Christ, Bernie – listen to yourself, you’re babbling. Focus!
You’ve got the rest of your life for displacement activity. Now – soon – people need to know, people need to be told. People like Dee – she would be out of a job, too. How about that, Stevie? You’re adding to the unemployment statistics, on top of everything else, you bastard.
*** *** ***
“Good to see you in early, Dee. I’m guessin’ it’s to catch up with the huge backlog of voicemails from last night?”
“Hi, Stevie. Don’t be backing those guesses with pound notes any time soon. Although, the good news is that there areny any less voicemails than yesterday.”
“Fewer – fewer, not less.”
“Put whatever frock on it you like, it all counts up the same - zero is still zero.”
“Aye, it always was. And am I hearing there’s actual bad news, too?”
“Couldny call it anything else. Guy was waiting outside the office when I got here, handed me this.”
“Ah. That looks like the Sheriff Court logo and address on there. Not necessarily the end of the world, that…this is the kinna business that we do.”
“Very philosophical, Plato. Let me know when your next slim volume is due, would you? The hand delivery was a G1A form, with all the other stuff in there, too. You’re bein’ sued.”
“Sued, for what? By who?”
Whom,  not who.”
“Touché. Live by the sword, I guess…”
“And it’s that Mrs Scanlan, her that runs the private nursery? You thought she could actually be good business when she walked through the door, although she turned out to be an arsehole, if I remember correctly.”
“What, her? I remember Mrs Scanlan. Thought her manager had banjoed the accounts. She sat there and nodded at me, wasted my time – and aye, she was an arsehole. I think she got altitude sickness, bein’ so low as to be sittin’ in here. But she never paid us a penny, so she’s a stranger, legally. She canny sue us for that conversation.”
“Actually, Stevie…she did pay somethin’. Coupla days later, BACS transfer straight into the account, hundred quid. I checked – the transaction note says ‘retainer’. Never noticed it at the time.”
“Aw, hang on now….what does she say she’s suing for?”

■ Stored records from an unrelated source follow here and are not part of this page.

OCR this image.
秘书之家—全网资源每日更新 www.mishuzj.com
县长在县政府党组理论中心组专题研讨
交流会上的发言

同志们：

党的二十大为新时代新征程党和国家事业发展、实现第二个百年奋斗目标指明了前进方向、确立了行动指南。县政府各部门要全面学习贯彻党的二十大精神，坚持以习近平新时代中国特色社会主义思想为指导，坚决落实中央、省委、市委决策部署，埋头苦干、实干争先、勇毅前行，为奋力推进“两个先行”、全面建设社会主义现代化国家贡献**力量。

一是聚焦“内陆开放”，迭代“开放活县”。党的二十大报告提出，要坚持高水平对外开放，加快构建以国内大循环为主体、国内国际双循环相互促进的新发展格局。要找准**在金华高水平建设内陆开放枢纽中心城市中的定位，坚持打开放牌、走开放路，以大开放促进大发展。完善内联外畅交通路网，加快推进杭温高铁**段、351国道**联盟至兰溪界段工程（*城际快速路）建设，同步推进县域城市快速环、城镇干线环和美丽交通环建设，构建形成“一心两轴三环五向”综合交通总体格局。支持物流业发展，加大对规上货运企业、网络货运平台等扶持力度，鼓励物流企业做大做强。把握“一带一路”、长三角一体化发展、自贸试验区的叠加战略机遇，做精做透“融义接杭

“Money, you mean? Fifteen grand. For cause, you gave her bad advice – that’s where she nodded at what you said – and made her spend money that she didny need to, that also led to financial losses in her business, plus interest, plus costs, plus punitive damages, blah blah blah. Her manager ripped her off, she says, and you helped that to happen cuz of what you said she should do.”
“Aw, this is well wrong. Somethin’ is hooky here. Is there a lawyer’s name on the papers?”
“Course there is.”
“Campbell Western?”
“Course it is.”
“Aye, course it is. This claim is bullshit, it’ll get punted, rapid. I never gave her ‘advice’ and if she did anythin’ based on that conversation, that’s on her own head. But she knows that, anyway. This is nothin’ but hassle for its own sake.”
“The retainer, even. We never invoiced her for it, it’s a donation, more like -”
“- aye, but most of the lawyers in town, including Campbell Western, know how to pay us, whether we ask them or not. We’ll return the money, that’s the paperwork clean, and there’s no legal issue anyway. And if there was, if I had given her any bad ‘advice’ that she actually paid for, we’re insured for that kinna claim. She must know that as well – no need for pistols at dawn.”
“Sure, but in the meantime, there’s the hassle factor. You have to answer the case, costs you time and money to do that. And mibbe the word goes round – more woe at Stevie McCabe’s. This is just another ‘hing we don’t need. Stevie…I don’t understand why this is happenin’, any of it. Why business is shite, why the phone never rings the way it used to...well, sometimes used to, anyway.”
“Told you – it’s the blowback from all the Doune family mess, mostly. You get tangled in that kinna sickness, it’s hard to get the stink off you.”
“But you were the…you sorted it. You’re the good guy…stupid expression, sorry, but that’s how it was.”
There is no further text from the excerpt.